Calcium/calmodulin-dependent protein kinase kinase 2 regulates hepatic fuel metabolism

Brittany A. Stork, Adam Dean, Andrea R. Ortiz, Pradip Saha, ... Brian York



The liver is the primary internal metabolic organ that coordinates whole body energy homeostasis in response to feeding and fasting. Genetic ablation or pharmacological inhibition of calcium/calmodulin-dependent protein kinase kinase 2 (CaMKK2) has been shown to significantly improve hepatic health and peripheral insulin sensitivity upon overnutrition with high fat diet. However, the precise molecular underpinnings that explain this metabolic protection have remained largely undefined.


To characterize the role of CaMKK2 in hepatic metabolism, we developed and challenged liver-specific CaMKK2 knockout (CaMKK2LKO) mice with high fat diet and performed glucose and insulin tolerance tests to evaluate peripheral insulin sensitivity. We used a combination of RNA-Sequencing, glucose and fatty acid istotopic tracer studies, a newly developed Seahorse assay for measuring the oxidative capacity of purified peroxisomes, and a degenerate peptide libarary to identify putative CaMKK2 substrates that mechanistically explain the protective effects of hepatic CaMKK2 ablation.

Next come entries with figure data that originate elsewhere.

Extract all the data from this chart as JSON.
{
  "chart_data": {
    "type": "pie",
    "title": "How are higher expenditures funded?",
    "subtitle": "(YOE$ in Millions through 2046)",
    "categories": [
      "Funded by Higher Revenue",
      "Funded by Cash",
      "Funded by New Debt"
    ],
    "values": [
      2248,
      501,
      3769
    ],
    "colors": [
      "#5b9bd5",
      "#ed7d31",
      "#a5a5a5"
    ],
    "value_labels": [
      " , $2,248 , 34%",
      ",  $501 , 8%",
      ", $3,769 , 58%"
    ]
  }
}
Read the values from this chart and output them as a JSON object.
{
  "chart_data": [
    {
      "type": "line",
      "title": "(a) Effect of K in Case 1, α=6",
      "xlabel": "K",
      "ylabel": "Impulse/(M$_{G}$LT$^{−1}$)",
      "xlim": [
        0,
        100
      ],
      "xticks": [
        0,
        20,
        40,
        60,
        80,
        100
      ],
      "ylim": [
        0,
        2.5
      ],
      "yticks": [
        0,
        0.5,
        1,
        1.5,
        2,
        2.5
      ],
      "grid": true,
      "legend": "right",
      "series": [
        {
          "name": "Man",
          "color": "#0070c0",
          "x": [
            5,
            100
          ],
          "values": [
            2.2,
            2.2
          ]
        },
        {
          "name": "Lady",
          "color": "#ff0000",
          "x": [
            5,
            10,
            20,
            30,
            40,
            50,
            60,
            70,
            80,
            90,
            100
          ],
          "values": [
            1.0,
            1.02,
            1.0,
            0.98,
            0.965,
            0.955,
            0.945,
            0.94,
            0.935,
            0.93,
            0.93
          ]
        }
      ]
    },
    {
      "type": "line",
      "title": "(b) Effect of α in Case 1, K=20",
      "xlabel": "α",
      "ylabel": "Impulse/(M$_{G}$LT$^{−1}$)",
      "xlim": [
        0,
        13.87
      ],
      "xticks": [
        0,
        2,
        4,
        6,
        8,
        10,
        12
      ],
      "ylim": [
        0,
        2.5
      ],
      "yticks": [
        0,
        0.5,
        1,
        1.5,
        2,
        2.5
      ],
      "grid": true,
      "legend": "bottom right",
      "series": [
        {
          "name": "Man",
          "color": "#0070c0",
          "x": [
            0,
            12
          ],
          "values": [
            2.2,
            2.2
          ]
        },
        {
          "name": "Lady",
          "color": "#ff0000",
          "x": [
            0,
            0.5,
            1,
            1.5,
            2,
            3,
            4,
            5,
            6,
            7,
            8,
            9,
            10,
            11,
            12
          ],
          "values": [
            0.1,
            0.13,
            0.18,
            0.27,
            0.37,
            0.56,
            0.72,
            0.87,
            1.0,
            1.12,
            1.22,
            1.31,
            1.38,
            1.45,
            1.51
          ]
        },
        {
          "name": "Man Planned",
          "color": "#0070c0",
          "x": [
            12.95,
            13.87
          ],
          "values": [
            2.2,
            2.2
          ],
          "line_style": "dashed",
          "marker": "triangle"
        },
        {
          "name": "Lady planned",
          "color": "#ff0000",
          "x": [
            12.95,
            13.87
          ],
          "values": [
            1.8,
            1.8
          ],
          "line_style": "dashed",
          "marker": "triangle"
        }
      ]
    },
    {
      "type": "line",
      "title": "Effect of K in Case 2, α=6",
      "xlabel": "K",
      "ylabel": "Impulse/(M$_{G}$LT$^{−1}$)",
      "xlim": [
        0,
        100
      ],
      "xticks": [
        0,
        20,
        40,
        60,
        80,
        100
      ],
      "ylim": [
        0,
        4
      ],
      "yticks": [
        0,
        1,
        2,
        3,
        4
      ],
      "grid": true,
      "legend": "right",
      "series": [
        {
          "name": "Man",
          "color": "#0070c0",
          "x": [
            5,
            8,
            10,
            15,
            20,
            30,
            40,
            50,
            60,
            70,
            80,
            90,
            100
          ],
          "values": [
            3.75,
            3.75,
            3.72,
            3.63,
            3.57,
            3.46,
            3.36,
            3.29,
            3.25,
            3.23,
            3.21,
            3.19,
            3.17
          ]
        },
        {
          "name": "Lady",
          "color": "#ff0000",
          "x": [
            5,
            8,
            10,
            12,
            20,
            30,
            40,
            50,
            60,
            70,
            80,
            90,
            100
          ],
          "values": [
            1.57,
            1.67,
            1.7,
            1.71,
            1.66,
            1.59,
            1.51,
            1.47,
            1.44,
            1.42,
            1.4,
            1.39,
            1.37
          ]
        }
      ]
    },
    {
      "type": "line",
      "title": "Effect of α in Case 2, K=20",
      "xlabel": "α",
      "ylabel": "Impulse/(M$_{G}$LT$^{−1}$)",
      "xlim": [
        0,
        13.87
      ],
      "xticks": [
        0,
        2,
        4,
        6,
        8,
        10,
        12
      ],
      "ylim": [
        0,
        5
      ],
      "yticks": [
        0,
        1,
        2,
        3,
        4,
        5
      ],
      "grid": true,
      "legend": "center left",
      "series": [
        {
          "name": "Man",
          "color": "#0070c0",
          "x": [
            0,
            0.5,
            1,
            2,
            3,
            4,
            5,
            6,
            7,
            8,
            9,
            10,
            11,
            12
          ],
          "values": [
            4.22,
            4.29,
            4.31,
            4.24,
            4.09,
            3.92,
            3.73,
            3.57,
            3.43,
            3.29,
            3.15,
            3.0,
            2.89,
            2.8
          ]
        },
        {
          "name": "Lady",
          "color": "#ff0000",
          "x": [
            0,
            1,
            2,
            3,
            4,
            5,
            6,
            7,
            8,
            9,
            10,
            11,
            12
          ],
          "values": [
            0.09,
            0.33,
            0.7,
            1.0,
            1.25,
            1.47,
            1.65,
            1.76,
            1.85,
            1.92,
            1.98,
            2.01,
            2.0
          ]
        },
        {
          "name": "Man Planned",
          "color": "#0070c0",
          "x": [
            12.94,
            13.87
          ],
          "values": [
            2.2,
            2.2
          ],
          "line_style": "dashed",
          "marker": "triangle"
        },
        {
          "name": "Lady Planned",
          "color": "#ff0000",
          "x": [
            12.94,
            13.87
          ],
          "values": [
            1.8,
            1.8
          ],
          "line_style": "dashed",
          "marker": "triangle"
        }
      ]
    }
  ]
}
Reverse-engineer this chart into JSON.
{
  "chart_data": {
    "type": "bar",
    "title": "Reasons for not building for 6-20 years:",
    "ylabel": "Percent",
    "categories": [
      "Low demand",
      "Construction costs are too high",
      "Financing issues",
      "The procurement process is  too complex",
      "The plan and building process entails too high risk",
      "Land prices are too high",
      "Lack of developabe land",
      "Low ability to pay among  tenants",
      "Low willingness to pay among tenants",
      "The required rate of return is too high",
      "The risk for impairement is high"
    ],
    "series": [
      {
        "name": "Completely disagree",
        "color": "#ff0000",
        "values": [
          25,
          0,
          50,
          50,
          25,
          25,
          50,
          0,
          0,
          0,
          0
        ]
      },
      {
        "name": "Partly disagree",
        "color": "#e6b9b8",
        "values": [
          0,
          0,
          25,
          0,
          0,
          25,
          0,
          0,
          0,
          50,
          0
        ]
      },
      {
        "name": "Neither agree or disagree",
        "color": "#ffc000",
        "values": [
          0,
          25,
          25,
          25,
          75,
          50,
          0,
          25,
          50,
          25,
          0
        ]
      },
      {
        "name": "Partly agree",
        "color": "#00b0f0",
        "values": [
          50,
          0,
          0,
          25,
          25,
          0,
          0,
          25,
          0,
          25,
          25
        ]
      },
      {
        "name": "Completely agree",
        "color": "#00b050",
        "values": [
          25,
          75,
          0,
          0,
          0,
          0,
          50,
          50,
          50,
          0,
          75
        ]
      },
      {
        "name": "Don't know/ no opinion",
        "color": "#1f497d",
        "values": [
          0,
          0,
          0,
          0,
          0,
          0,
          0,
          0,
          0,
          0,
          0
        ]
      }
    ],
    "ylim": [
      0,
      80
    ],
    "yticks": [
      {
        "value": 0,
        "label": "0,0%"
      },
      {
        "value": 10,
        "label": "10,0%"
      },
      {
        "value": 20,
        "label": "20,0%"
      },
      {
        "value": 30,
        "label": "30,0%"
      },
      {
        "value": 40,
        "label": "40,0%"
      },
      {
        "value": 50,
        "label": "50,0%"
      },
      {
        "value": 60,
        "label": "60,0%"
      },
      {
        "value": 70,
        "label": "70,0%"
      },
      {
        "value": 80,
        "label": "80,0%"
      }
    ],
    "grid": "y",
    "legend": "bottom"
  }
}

Consistent with previous findings, we show that hepatic CaMKK2 ablation significantly improves indices of peripheral insulin sensitivity. Mechanistically, we found that CaMKK2 phosphorylates and regulates GAPDH to promote glucose metabolism and PEX3 to blunt peroxisomal fatty acid catabolism in the liver.


CaMKK2 is a central metabolic fuel sensor in the liver that significantly contributes to whole body systems metabolism.